タンパク質の声を聞け。Volume.e
喉を潤すケミカルリキッド。キミより美しく修飾する液体。暑い日差しの中、歩き続けた人間を祝福する超然たる流動体。さあ、飲み干せ。自己を生かすために。
4、8、12と繰り返す男。何度も何度も繰り返す。まるですべてを捨てて繰り返すことに集中しているようだ。それは輪廻の中に囚われた苦しみから逸脱するために、別の輪廻へと飛翔するかのよう。世間一般からは、悪いモノとして忌み嫌われている4を筆頭に、繰り返し続ける。
4、8、12、4、8、12・・・・・・。一体、彼はいつまで唱え続けるのだろうか。
命の川が渇き切る。見えるのは、本来流れているはずの赤い液体で染色された土壌だけだ。そして時間が経ち、この世界は滅んだ。世の中には、自らの意志で体内に流れている救済のための生命の河を断ち切る人間がいる。さて、渇き切ることは救済なのだろうか?それを知っているのは、すべてを見ているサテライトだけ。
低俗な人間が大量に投下する、無意味で他者を攻撃して、本来価値のあるモノを漂白してしまうような投稿をみるのが本当に苦痛で仕方ない。現実にも、そういったものが存在して、私はそれに曝露し続けてしまったから、おかしくなってしまったんだと思う。そう思い込まないとやってられない。
逸脱に対する否定と憎悪。一体いつから続いているのだろうか?何世紀も続く無価値な発散。逸脱が大成したとき、人々は皆、掌を返したかのように、称賛と名誉を与える。その二面性を持つことから私は逃げた。これも逸脱の始まり。いつか、私にも称賛と名誉が与えられるのだろうか?その時、私は間違いなく死に向かうだろう。それは大衆にとって価値のあるものであるが、わたしにとっては無価値で最も忌み嫌われるものである、というレッテルを貼られるようなものだから。

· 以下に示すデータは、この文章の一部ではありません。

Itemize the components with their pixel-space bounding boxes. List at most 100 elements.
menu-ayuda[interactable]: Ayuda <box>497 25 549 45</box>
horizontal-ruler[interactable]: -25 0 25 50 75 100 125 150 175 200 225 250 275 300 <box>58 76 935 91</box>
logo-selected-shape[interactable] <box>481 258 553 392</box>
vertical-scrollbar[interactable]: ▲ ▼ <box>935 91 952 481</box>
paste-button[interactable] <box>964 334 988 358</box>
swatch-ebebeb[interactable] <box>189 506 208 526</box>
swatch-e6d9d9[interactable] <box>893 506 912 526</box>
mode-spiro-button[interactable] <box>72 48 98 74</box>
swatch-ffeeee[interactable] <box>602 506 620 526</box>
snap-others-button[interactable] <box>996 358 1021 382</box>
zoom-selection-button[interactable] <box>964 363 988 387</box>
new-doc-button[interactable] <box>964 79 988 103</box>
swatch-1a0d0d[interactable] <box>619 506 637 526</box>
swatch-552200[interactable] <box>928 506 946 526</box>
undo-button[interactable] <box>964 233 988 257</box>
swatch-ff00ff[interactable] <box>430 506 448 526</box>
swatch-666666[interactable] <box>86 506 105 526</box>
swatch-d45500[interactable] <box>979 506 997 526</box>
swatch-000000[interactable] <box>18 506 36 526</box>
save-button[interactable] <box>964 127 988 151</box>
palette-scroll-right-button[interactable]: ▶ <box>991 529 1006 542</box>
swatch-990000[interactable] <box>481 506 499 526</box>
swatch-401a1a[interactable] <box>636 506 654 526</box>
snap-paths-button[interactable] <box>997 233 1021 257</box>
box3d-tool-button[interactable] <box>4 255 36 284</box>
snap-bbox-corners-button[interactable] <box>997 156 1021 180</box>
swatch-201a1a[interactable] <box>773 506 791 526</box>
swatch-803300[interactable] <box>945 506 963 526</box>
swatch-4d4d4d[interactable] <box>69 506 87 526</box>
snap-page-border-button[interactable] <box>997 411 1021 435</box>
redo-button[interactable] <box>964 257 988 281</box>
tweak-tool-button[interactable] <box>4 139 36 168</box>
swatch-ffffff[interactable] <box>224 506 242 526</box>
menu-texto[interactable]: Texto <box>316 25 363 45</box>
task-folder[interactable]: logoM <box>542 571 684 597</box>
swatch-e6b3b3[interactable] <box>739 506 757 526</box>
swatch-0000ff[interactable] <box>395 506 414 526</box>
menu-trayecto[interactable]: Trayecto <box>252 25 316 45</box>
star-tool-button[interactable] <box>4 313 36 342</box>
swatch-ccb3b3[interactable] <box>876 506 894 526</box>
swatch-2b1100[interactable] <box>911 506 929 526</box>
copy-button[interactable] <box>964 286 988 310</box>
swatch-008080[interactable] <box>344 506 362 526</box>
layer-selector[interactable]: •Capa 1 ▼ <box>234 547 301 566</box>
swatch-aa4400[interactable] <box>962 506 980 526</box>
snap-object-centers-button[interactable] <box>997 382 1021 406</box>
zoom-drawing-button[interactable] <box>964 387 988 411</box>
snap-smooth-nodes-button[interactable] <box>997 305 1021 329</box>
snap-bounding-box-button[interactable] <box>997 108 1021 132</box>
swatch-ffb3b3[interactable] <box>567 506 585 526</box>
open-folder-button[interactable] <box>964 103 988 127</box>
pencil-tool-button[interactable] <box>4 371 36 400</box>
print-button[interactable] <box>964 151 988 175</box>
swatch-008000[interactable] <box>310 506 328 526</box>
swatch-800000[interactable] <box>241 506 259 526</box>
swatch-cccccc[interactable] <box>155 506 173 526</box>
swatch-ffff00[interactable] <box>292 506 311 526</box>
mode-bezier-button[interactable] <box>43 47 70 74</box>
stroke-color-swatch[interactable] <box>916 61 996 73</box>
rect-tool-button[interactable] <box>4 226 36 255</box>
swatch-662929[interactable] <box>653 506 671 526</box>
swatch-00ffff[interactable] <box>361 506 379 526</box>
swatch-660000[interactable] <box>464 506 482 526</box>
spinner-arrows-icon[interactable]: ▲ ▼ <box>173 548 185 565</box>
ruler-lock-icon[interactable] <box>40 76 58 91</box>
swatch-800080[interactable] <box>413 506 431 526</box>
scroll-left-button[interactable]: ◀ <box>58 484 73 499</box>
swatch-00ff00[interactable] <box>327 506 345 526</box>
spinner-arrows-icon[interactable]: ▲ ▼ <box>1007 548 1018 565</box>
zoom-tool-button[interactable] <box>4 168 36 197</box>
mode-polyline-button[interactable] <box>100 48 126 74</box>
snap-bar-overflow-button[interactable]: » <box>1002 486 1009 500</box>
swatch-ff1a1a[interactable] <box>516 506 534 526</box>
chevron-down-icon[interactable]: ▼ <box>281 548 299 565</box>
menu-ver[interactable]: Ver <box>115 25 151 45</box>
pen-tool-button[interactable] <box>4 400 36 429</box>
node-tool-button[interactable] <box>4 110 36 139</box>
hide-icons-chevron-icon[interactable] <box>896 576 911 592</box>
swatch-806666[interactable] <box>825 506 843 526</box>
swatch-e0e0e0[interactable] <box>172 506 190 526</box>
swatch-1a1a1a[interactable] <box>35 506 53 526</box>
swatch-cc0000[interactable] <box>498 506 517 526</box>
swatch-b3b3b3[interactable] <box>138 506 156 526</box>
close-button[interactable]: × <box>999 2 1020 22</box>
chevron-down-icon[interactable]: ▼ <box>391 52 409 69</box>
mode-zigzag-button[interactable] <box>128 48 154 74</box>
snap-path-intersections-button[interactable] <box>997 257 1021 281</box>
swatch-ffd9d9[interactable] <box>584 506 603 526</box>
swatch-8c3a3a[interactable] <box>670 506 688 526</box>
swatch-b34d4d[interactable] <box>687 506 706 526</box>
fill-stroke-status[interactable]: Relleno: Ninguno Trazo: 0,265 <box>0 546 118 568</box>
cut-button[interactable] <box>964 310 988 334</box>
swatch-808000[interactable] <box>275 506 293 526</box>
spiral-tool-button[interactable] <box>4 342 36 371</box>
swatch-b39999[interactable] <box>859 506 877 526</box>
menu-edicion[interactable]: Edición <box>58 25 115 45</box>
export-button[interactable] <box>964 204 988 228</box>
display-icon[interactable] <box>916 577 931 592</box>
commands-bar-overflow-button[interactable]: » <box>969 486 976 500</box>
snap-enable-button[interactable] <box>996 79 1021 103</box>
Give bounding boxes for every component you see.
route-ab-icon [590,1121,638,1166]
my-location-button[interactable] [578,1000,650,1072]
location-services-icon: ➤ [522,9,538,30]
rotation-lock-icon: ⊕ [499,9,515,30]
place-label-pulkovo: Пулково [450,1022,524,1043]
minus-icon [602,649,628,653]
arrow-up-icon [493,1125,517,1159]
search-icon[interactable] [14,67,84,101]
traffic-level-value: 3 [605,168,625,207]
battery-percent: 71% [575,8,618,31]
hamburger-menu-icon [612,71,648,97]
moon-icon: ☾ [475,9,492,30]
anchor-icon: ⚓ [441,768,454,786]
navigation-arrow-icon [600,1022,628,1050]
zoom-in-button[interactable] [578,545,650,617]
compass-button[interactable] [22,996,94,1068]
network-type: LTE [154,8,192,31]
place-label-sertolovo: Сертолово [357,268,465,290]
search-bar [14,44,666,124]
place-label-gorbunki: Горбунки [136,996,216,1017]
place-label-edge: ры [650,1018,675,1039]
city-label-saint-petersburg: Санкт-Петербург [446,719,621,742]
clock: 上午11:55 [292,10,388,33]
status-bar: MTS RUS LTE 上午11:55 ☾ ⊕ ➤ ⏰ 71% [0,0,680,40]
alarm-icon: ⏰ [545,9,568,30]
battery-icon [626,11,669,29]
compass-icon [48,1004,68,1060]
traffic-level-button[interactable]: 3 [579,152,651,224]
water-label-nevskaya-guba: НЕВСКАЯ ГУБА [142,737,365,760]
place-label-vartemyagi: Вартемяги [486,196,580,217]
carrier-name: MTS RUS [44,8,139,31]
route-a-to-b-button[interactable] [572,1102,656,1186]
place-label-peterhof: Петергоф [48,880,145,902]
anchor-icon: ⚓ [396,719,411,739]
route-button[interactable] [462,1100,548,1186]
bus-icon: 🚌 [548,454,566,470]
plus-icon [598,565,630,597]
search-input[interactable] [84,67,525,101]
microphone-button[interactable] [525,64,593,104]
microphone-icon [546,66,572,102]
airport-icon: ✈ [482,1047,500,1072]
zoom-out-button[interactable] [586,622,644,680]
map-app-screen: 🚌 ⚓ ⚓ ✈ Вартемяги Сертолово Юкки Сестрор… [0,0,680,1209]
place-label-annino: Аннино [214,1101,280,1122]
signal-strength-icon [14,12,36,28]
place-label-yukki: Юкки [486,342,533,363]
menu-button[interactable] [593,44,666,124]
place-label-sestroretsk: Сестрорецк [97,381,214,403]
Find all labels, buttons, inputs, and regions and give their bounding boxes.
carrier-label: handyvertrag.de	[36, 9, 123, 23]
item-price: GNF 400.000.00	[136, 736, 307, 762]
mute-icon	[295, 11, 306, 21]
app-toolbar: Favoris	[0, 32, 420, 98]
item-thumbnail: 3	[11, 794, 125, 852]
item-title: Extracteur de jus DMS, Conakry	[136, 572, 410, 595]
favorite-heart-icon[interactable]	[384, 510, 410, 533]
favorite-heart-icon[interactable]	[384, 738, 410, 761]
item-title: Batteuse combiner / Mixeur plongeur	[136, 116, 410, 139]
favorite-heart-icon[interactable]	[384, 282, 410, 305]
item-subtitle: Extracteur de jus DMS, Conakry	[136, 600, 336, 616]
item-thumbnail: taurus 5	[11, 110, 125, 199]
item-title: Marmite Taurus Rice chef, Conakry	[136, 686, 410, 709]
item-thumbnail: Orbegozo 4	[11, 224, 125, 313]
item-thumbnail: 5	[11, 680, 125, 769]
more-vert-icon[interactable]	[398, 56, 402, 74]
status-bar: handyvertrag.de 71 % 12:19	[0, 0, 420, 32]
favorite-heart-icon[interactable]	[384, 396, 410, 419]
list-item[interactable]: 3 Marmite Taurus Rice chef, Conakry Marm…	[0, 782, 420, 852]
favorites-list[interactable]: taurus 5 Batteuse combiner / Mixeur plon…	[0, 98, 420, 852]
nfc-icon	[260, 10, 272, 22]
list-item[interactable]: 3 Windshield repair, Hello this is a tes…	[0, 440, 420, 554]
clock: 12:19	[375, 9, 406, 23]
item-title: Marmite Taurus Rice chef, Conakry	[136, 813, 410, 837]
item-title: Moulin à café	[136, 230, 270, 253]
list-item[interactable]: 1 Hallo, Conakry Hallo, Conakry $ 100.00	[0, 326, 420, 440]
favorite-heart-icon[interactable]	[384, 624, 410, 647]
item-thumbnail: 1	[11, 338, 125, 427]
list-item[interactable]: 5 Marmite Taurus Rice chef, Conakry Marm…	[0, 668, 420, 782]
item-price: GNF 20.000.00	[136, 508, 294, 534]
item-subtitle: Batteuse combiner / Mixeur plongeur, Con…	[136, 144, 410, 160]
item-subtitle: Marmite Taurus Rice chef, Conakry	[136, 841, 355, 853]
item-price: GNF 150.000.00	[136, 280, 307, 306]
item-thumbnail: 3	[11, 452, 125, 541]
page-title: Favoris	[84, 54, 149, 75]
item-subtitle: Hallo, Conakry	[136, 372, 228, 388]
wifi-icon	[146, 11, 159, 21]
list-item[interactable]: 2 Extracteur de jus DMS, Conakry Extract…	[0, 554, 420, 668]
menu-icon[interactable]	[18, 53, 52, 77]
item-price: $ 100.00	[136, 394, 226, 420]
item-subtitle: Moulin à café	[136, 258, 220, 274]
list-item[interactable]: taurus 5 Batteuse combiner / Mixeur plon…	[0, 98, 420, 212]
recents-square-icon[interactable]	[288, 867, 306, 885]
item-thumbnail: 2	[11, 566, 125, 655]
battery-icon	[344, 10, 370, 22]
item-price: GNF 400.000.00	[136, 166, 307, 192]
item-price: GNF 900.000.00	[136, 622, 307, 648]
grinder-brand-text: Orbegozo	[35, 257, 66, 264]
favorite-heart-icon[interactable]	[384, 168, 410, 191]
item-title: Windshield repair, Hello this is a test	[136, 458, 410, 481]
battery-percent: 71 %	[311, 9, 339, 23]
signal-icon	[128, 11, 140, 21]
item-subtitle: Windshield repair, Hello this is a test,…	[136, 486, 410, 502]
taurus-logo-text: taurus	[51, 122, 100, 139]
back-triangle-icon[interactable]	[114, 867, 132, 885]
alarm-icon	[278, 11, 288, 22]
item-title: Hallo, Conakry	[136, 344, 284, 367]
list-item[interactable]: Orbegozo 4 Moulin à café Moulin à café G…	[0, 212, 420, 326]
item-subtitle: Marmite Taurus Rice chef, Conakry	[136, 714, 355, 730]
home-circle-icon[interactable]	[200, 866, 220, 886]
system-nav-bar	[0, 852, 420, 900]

脳内に蔓延る物質。それは私を鬱屈な感情に追い込み、生産性のないマシーンへと変貌させる。生存のために必要な行為のみを行い、それ以外の時間は万物に対して悲観する。ああ、彼をこんなふうにしたのは誰なのか?なぜ、人間をここまで追い込んだ人間は裁かれないのか?そんな事を考える彼。マシーンと化した彼は同じことを繰り返し続ける。まるで、プログラムに従うかのように。